According to a new study published today in Neurology®, the medical journal of the American Academy of Neurology, National Football League (NFL) players may be at higher risk of death from diseases that damage brain cells. This news came on the same day as the NFL announced it was donating $30 million to the National Institutes of Health to fund research into brain injuries and other medical issues; this represents the largest donation in NFL history.
The study, which was supported by the National Institute for Occupational Safety and Health, and conducted by Everett J. Lehman, M.S., with the National Institute for Occupational Safety and Health in Cincinnati, included nearly 3,500 former players in the National Football League, who all played at least five seasons from 1959-1988. About ten percent (or 334) of the participants had already passed away.

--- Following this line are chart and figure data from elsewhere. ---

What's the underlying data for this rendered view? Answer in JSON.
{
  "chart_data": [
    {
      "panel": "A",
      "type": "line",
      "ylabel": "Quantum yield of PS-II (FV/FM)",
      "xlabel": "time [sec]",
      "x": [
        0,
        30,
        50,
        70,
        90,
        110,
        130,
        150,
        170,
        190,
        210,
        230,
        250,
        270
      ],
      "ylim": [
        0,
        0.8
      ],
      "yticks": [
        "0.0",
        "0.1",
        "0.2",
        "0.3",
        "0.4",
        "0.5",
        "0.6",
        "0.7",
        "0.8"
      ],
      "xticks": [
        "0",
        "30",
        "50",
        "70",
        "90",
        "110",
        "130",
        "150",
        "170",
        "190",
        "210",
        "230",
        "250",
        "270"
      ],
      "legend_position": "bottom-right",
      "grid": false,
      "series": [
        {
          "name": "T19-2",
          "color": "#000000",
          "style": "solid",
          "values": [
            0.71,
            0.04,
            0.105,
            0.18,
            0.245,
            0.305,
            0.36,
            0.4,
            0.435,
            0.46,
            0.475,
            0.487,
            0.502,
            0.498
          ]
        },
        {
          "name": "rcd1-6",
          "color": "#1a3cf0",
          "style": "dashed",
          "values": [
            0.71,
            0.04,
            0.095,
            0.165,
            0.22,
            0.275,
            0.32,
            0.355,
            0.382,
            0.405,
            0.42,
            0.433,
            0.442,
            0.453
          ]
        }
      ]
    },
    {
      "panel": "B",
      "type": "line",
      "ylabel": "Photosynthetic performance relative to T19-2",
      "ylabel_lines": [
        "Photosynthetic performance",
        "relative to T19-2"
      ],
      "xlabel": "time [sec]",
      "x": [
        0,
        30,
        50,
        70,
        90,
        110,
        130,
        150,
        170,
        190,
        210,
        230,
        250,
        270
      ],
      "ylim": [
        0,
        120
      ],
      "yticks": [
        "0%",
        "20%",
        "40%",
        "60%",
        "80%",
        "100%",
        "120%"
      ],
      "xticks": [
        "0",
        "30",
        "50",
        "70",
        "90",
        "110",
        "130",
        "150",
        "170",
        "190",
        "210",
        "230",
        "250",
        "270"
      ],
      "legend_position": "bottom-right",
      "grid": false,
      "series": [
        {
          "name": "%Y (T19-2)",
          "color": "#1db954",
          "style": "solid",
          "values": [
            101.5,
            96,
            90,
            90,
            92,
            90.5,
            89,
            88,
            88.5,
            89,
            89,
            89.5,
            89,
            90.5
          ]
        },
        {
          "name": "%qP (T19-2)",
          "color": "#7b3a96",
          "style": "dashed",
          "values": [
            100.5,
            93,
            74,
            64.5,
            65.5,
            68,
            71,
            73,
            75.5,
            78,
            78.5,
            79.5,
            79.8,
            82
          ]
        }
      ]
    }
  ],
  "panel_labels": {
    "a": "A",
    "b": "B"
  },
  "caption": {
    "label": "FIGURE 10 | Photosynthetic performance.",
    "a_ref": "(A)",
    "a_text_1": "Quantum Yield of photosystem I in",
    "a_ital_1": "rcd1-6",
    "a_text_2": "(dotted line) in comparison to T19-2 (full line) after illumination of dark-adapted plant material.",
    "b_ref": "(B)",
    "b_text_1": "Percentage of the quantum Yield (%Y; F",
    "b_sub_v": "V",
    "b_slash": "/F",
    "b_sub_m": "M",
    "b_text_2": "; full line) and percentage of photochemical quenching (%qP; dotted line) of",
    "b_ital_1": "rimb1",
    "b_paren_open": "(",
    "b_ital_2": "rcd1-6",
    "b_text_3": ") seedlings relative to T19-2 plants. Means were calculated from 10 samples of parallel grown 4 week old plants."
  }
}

Researchers looked at death certificates of the deceased players and determined that a player’s risk of death from diseases that damage brain cells was almost three times that of the general population, and a player’s risk of death from ALS or Alzheimer’s was almost four times higher than the general population.
“This study is another clue that brain injuries may be linked to the development of neurodegenerative diseases such as ALS,” said Lucie Bruijn, Ph.D., Chief Scientist for The ALS Association. “More study with a greater number of participants will be needed to fully understand this relationship. Understanding how injury may trigger a long-term degenerative process may shed light on the mechanisms of ALS from other causes as well. We are hopeful that the NFL’s significant commitment to research will lead to finding a cure for ALS and to discovering treatments to help people live longer, fuller lives.”
There have been several high profile NFL players who have developed ALS, including Steve Gleason, who played in the NFL for eight seasons and last year at age 34 announced he was battling ALS. A recent episode of Real Sports with Bryant Gumbel on HBO showed Gleason’s struggle.